Рядом с землянками торчала стена разрушенного домика. Тут же валялся ракушечник.
– А что, братцы, - сказал как-то штурман Сергей Чернов, - не соорудить ли нам свои хоромы? Одна стенка уже есть, камня тоже достаточно.
– Дельное предложение, - откликнулся другой штурман - Павел Круглов.
– Обмозговать надо.
Обмозговали. И дружно решили: строиться!
В первый же погожий день замесили глину (цемента не было) - и работа закипела. Не успели оглянуться - стены готовы. Даже для окон проемы оставили.
– А крышу?
– спросил кто-то.
Для крыши материала не было. Нашли разбитую землянку, разрыли, вытянули оттуда несколько бревен и досок, кое-как прикрыли верх, но все равно в просветы нахально проглядывало небо.
– Толя бы или железа - славная крыша получилась бы, - сокрушался «главный прораб» Николай Прокофьев.
Он у нас человек новый: только недавно прилетел с Дальнего Востока. Но для меня он - давний товарищ: вместе учились в училище, даже койки рядом стояли. Среди курсантов Прокофьев слыл лучшим баскетболистом. Еще раньше он, Толя Титов и Кирилл Высотин вместе играли в юношеской сборной Ленинграда, затем вместе приехали в училище и создали команду, которая неизменно побеждала на всех состязаниях. Даже московские мастера, прослышав о нашей команде, приехали в Ейск и… проиграли. После училища - опять же втроем - поехали ребята на Дальний Восток. Толя Титов вскоре погиб в ночном полете, осталось двое - Прокофьев и Высотин. Недавно они прилетели на Черное море, но их направили в разные части. Не до баскетбола теперь! Прокофьев попал в наш полк. Высокий, худой, очень веселый, он сразу всем понравился.

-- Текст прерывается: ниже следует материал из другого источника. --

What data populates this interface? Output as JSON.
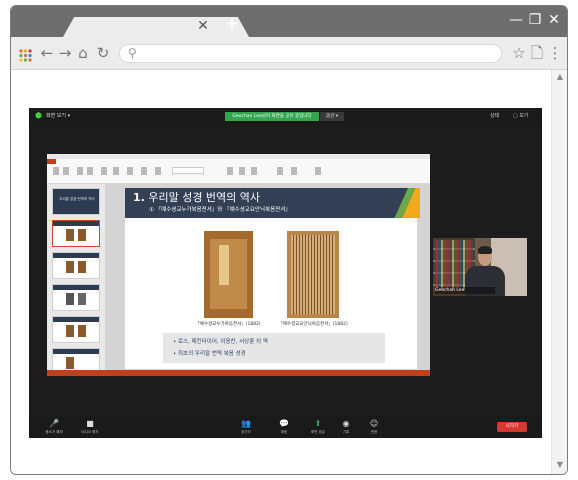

…На второй день мы дружно перебрались в сооруженные «хоромы». Вечером решили отметить новоселье. Прокофьев «совершенно случайно» вспомнил, что в этот день мне исполняется 25 лет, - тоже повод! В общем, забрали в «кубрик» из столовой ужин, накрыли стол. Пошли веселые [194] тосты, шутки, смех. И в этот момент за стеной хлынул дождь. Совсем летний - с громом и молнией. Теплые струи воды потекли с потолка на стол, на койки. Только у стены осталась сухая полоса.
– Сдвинуть койки на сухое место!
– скомандовал Саша Рожков.
– Вечер не отменяется!
Сдвинули койки, стол. В середине комнаты растеклась огромная лужа. Но веселье не утихало. Паша Круглов взял в руки баян и врезал такую «Барыню», что ноги сами пошли в пляс, только брызги летели в стороны. До дождя уже никому не было никакого дела. В минуту наивысшего накала откуда-то из-за коек выскочили два «индейца»: Чернов и Прокофьев. Оба - длинные, в каких-то узких трикотажных штанах, с завязанными на голове полотенцами, подпоясанные белыми шарфами. Они ворвались в круг и затеяли «индейский танец» - с приседаниями на полусогнутых ногах, с резкими движениями корпусом. У Прокофьева был «барабан» - шахматная доска на шее и две палочки в руках, а у Сергея Чернова «бубен» - пустое ведро. Всей этой вакханалией дирижировал толстый раскрасневшийся Рожков с шомполом в руке. «Индейцы» затеяли такой танец, что мы от хохота лежали на койках. А они еще подпевали под звуки «бубна» и «барабана»: «Нам сегодня двадцать пять, только, только двадцать пять!»
Это был самый веселый день рождения в моей жизни.
Кончилось тем, что к нам заявился дежурный по части и удивленно спросил:
– Что у вас тут делается, товарищи?
– А что?
– невинно спросил Прокофьев.
– Шум на весь аэродром!
…Рано утром я ушел на задание. А когда возвратился из полета и зашел в наши «хоромы», застал там одного Пашу Круглова. Он сидел на койке, опустив голову на баян. И не играл. Это сразу насторожило.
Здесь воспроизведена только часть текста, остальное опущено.